There's no such thing as a free lunch. Nor, apparently, is there such thing as free air to breathe while you eat that lunch.

Recently, an eatery in eastern China's Jiangsu province was caught adding an 'air cleaning fee' to its customers' bills, requiring local diners to cover the cost of purifying the air within the restaurant, reports BBC.

In order to cope with the thick smog currently plaguing many Chinese cities, the restaurant's proprietor purchased an air purifying system for the business and then tacked on a one-yuan charge to each bill without first informing customers. When local diners eventually realized what the additional yuan was for, many voiced their outrage, causing the Zhangjiagang city government to get involved.

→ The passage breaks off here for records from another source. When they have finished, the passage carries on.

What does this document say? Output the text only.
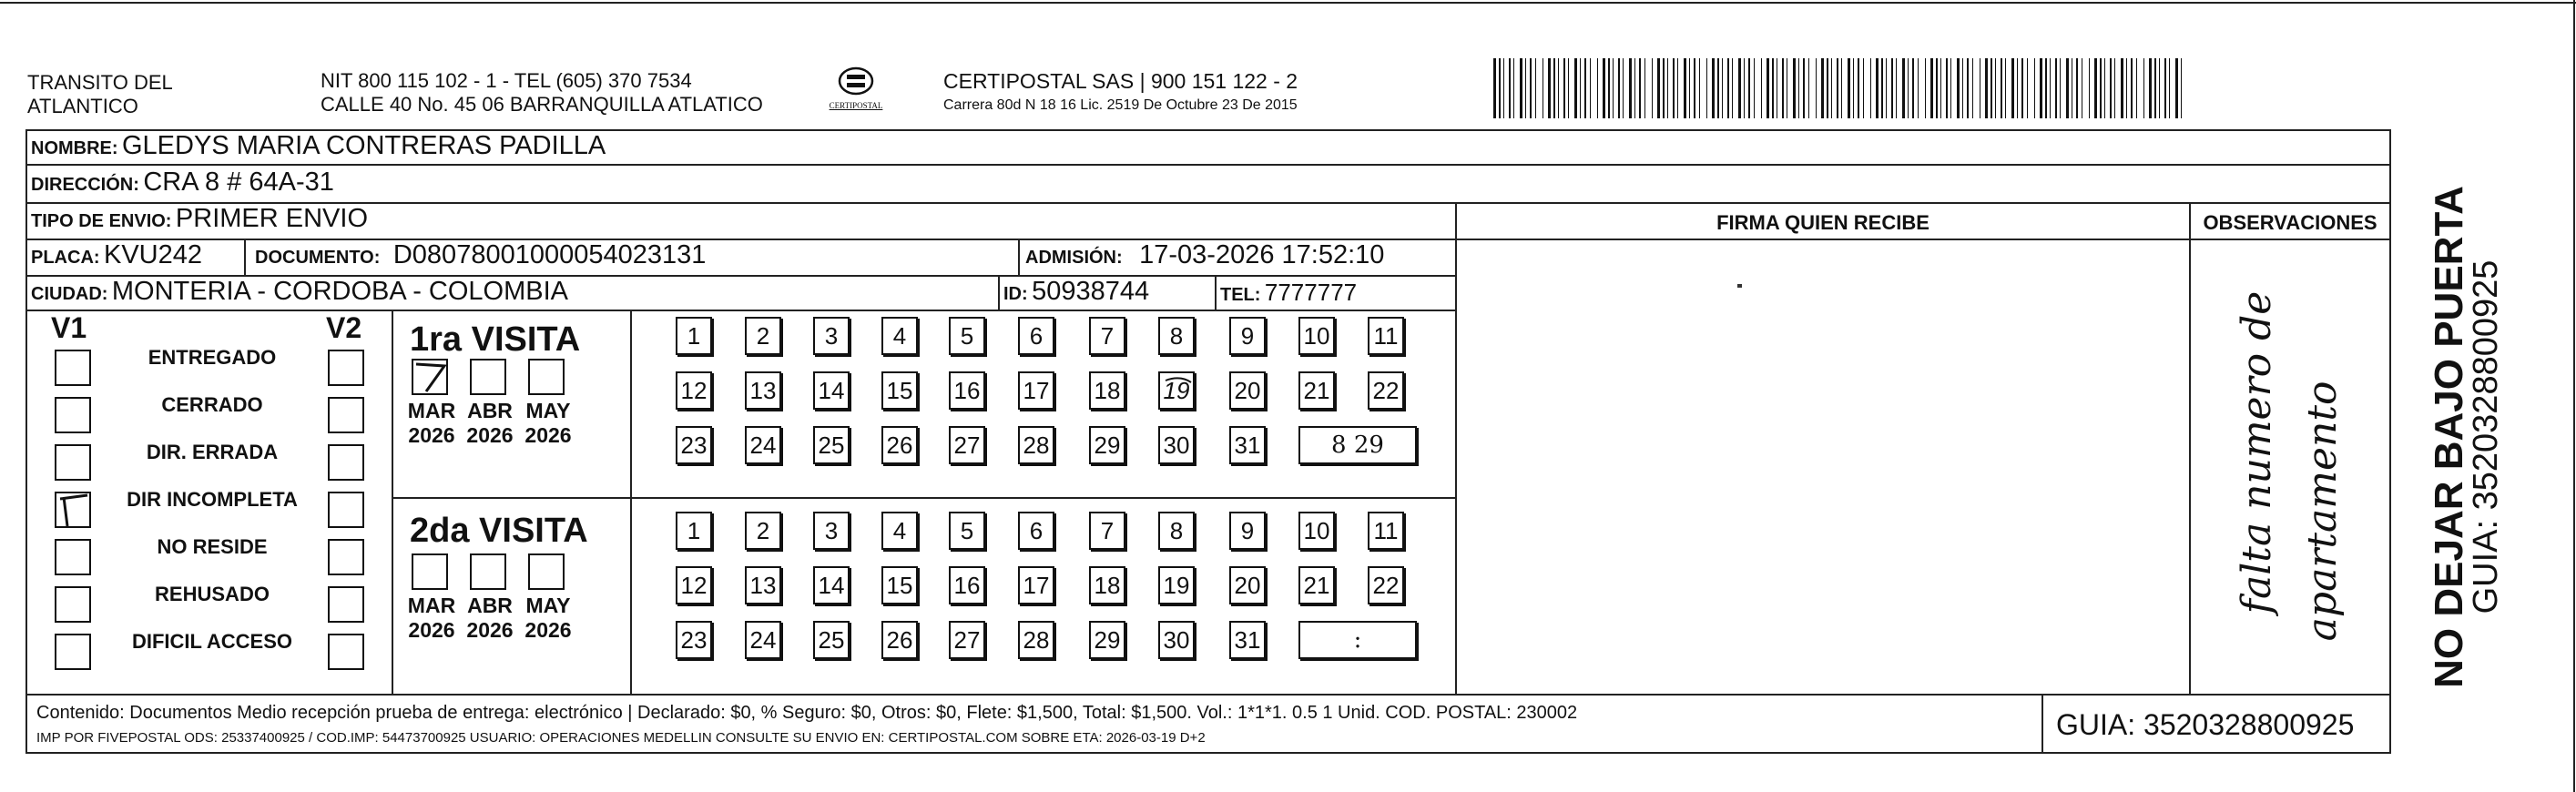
TRANSITO DEL
ATLANTICO
NIT 800 115 102 - 1 - TEL (605) 370 7534
CALLE 40 No. 45 06 BARRANQUILLA ATLATICO	CERTIPOSTAL
CERTIPOSTAL SAS | 900 151 122 - 2
Carrera 80d N 18 16 Lic. 2519 De Octubre 23 De 2015
NOMBRE: GLEDYS MARIA CONTRERAS PADILLA
DIRECCIÓN: CRA 8 # 64A-31
TIPO DE ENVIO: PRIMER ENVIO
PLACA: KVU242	DOCUMENTO: D08078001000054023131	ADMISIÓN: 17-03-2026 17:52:10
CIUDAD: MONTERIA - CORDOBA - COLOMBIA	ID: 50938744	TEL: 7777777
FIRMA QUIEN RECIBE	OBSERVACIONES
falta numero de apartamento
V1	V2
ENTREGADO
CERRADO
DIR. ERRADA
DIR INCOMPLETA
NO RESIDE
REHUSADO
DIFICIL ACCESO
1ra VISITA
2da VISITA
MAR
2026
ABR
2026
MAY
2026
1	2	3	4	5	6	7	8	9	10 11
12 13 14 15 16 17 18 19 20 21 22
23 24 25 26 27 28 29 30 31	8 29
MAR
2026
ABR
2026
MAY
2026
1	2	3	4	5	6	7	8	9	10 11
12 13 14 15 16 17 18 19 20 21 22
23 24 25 26 27 28 29 30 31	:
Contenido: Documentos Medio recepción prueba de entrega: electrónico | Declarado: $0, % Seguro: $0, Otros: $0, Flete: $1,500, Total: $1,500. Vol.: 1*1*1. 0.5 1 Unid. COD. POSTAL: 230002
IMP POR FIVEPOSTAL ODS: 25337400925 / COD.IMP: 54473700925 USUARIO: OPERACIONES MEDELLIN CONSULTE SU ENVIO EN: CERTIPOSTAL.COM SOBRE ETA: 2026-03-19 D+2	GUIA: 3520328800925
NO DEJAR BAJO PUERTA
GUIA: 3520328800925
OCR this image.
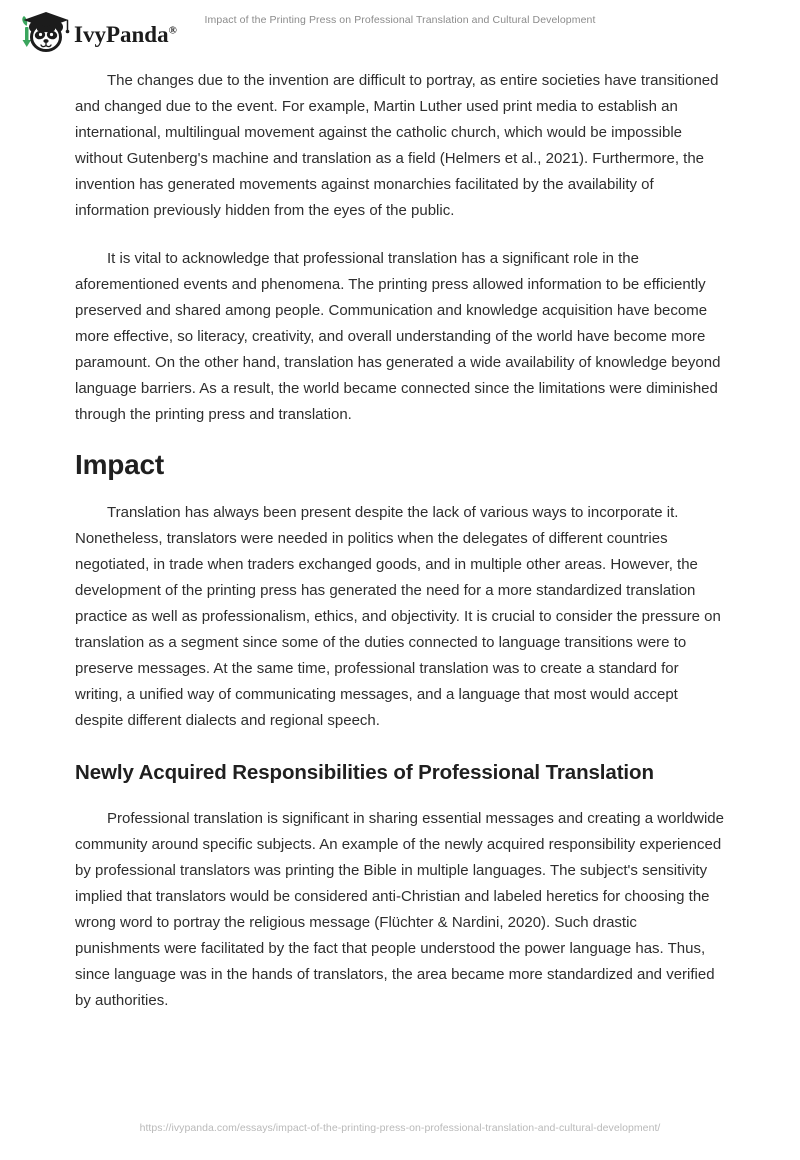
IvyPanda®
Impact of the Printing Press on Professional Translation and Cultural Development

The changes due to the invention are difficult to portray, as entire societies have transitioned and changed due to the event. For example, Martin Luther used print media to establish an international, multilingual movement against the catholic church, which would be impossible without Gutenberg's machine and translation as a field (Helmers et al., 2021). Furthermore, the invention has generated movements against monarchies facilitated by the availability of information previously hidden from the eyes of the public.

It is vital to acknowledge that professional translation has a significant role in the aforementioned events and phenomena. The printing press allowed information to be efficiently preserved and shared among people. Communication and knowledge acquisition have become more effective, so literacy, creativity, and overall understanding of the world have become more paramount. On the other hand, translation has generated a wide availability of knowledge beyond language barriers. As a result, the world became connected since the limitations were diminished through the printing press and translation.

Impact

Translation has always been present despite the lack of various ways to incorporate it. Nonetheless, translators were needed in politics when the delegates of different countries negotiated, in trade when traders exchanged goods, and in multiple other areas. However, the development of the printing press has generated the need for a more standardized translation practice as well as professionalism, ethics, and objectivity. It is crucial to consider the pressure on translation as a segment since some of the duties connected to language transitions were to preserve messages. At the same time, professional translation was to create a standard for writing, a unified way of communicating messages, and a language that most would accept despite different dialects and regional speech.

Newly Acquired Responsibilities of Professional Translation

Professional translation is significant in sharing essential messages and creating a worldwide community around specific subjects. An example of the newly acquired responsibility experienced by professional translators was printing the Bible in multiple languages. The subject's sensitivity implied that translators would be considered anti-Christian and labeled heretics for choosing the wrong word to portray the religious message (Flüchter & Nardini, 2020). Such drastic punishments were facilitated by the fact that people understood the power language has. Thus, since language was in the hands of translators, the area became more standardized and verified by authorities.

https://ivypanda.com/essays/impact-of-the-printing-press-on-professional-translation-and-cultural-development/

In the end, a city official declared it illegal for the restaurant to charge diners when they had no choice about whether or not to breathe the filtered air.

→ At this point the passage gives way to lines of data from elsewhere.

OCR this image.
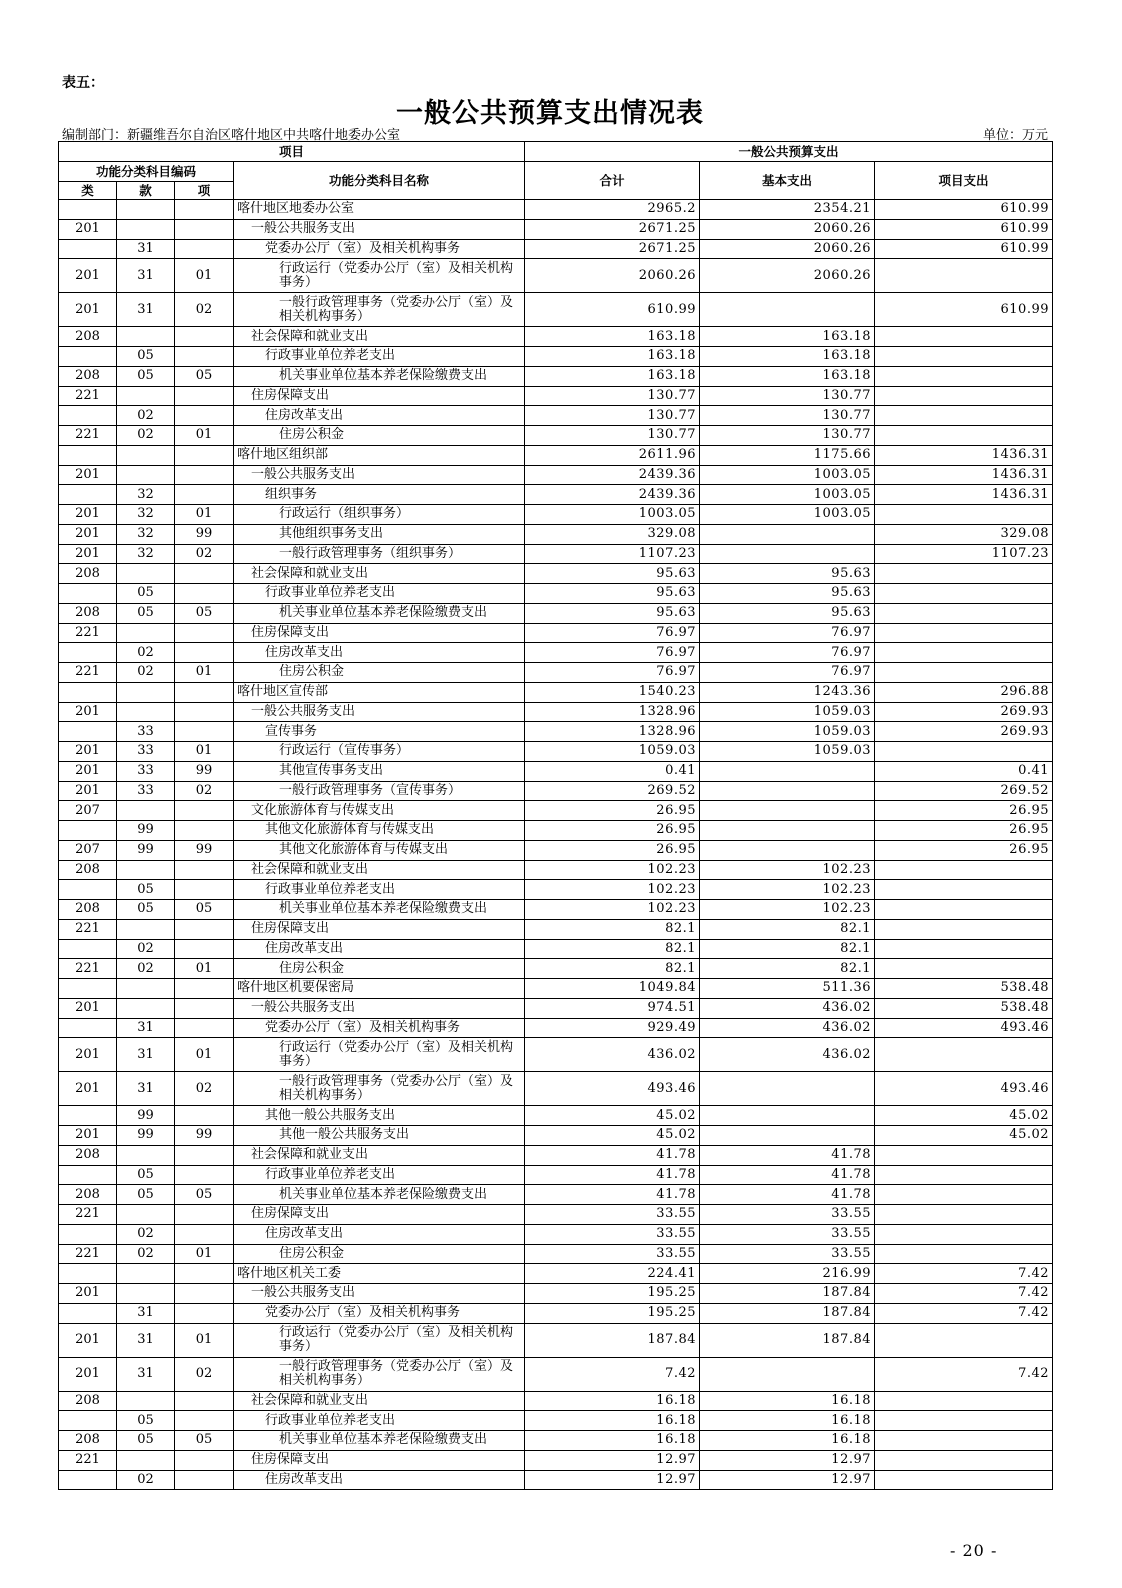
表五：
一般公共预算支出情况表
编制部门：新疆维吾尔自治区喀什地区中共喀什地委办公室	单位：万元
项目				一般公共预算支出		
功能分类科目编码			功能分类科目名称	合计	基本支出	项目支出
类	款	项				
			喀什地区地委办公室	2965.2	2354.21	610.99
201			一般公共服务支出	2671.25	2060.26	610.99
	31		党委办公厅（室）及相关机构事务	2671.25	2060.26	610.99
201	31	01	行政运行（党委办公厅（室）及相关机构事务）	2060.26	2060.26	
201	31	02	一般行政管理事务（党委办公厅（室）及相关机构事务）	610.99		610.99
208			社会保障和就业支出	163.18	163.18	
	05		行政事业单位养老支出	163.18	163.18	
208	05	05	机关事业单位基本养老保险缴费支出	163.18	163.18	
221			住房保障支出	130.77	130.77	
	02		住房改革支出	130.77	130.77	
221	02	01	住房公积金	130.77	130.77	
			喀什地区组织部	2611.96	1175.66	1436.31
201			一般公共服务支出	2439.36	1003.05	1436.31
	32		组织事务	2439.36	1003.05	1436.31
201	32	01	行政运行（组织事务）	1003.05	1003.05	
201	32	99	其他组织事务支出	329.08		329.08
201	32	02	一般行政管理事务（组织事务）	1107.23		1107.23
208			社会保障和就业支出	95.63	95.63	
	05		行政事业单位养老支出	95.63	95.63	
208	05	05	机关事业单位基本养老保险缴费支出	95.63	95.63	
221			住房保障支出	76.97	76.97	
	02		住房改革支出	76.97	76.97	
221	02	01	住房公积金	76.97	76.97	
			喀什地区宣传部	1540.23	1243.36	296.88
201			一般公共服务支出	1328.96	1059.03	269.93
	33		宣传事务	1328.96	1059.03	269.93
201	33	01	行政运行（宣传事务）	1059.03	1059.03	
201	33	99	其他宣传事务支出	0.41		0.41
201	33	02	一般行政管理事务（宣传事务）	269.52		269.52
207			文化旅游体育与传媒支出	26.95		26.95
	99		其他文化旅游体育与传媒支出	26.95		26.95
207	99	99	其他文化旅游体育与传媒支出	26.95		26.95
208			社会保障和就业支出	102.23	102.23	
	05		行政事业单位养老支出	102.23	102.23	
208	05	05	机关事业单位基本养老保险缴费支出	102.23	102.23	
221			住房保障支出	82.1	82.1	
	02		住房改革支出	82.1	82.1	
221	02	01	住房公积金	82.1	82.1	
			喀什地区机要保密局	1049.84	511.36	538.48
201			一般公共服务支出	974.51	436.02	538.48
	31		党委办公厅（室）及相关机构事务	929.49	436.02	493.46
201	31	01	行政运行（党委办公厅（室）及相关机构事务）	436.02	436.02	
201	31	02	一般行政管理事务（党委办公厅（室）及相关机构事务）	493.46		493.46
	99		其他一般公共服务支出	45.02		45.02
201	99	99	其他一般公共服务支出	45.02		45.02
208			社会保障和就业支出	41.78	41.78	
	05		行政事业单位养老支出	41.78	41.78	
208	05	05	机关事业单位基本养老保险缴费支出	41.78	41.78	
221			住房保障支出	33.55	33.55	
	02		住房改革支出	33.55	33.55	
221	02	01	住房公积金	33.55	33.55	
			喀什地区机关工委	224.41	216.99	7.42
201			一般公共服务支出	195.25	187.84	7.42
	31		党委办公厅（室）及相关机构事务	195.25	187.84	7.42
201	31	01	行政运行（党委办公厅（室）及相关机构事务）	187.84	187.84	
201	31	02	一般行政管理事务（党委办公厅（室）及相关机构事务）	7.42		7.42
208			社会保障和就业支出	16.18	16.18	
	05		行政事业单位养老支出	16.18	16.18	
208	05	05	机关事业单位基本养老保险缴费支出	16.18	16.18	
221			住房保障支出	12.97	12.97	
	02		住房改革支出	12.97	12.97	
- 20 -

Some Chinese social media users, however, were not opposed to the idea. On Sina Weibo, a popular Chinese microblogging site, one user wrote: “I'd agree to the fee!” Other social media users also expressed a willingness to pay for cleaner, safer air, however noted that they'd prefer to be told of the charge beforehand.

Still, it appears Chinese residents are open to the idea of purchasing purified air, as CNN reports one Canadian startup has begun shipping fresh, “hand-bottled” Rocky Mountain air to Chinese buyers at US$14-20 a canister. We were disappointed to learn that it was not, in fact, called Perri-Air.

Either way, it's gotten so bad people are willing to purchase clean air to breathe. Perhaps it's time to do something about the smog, China.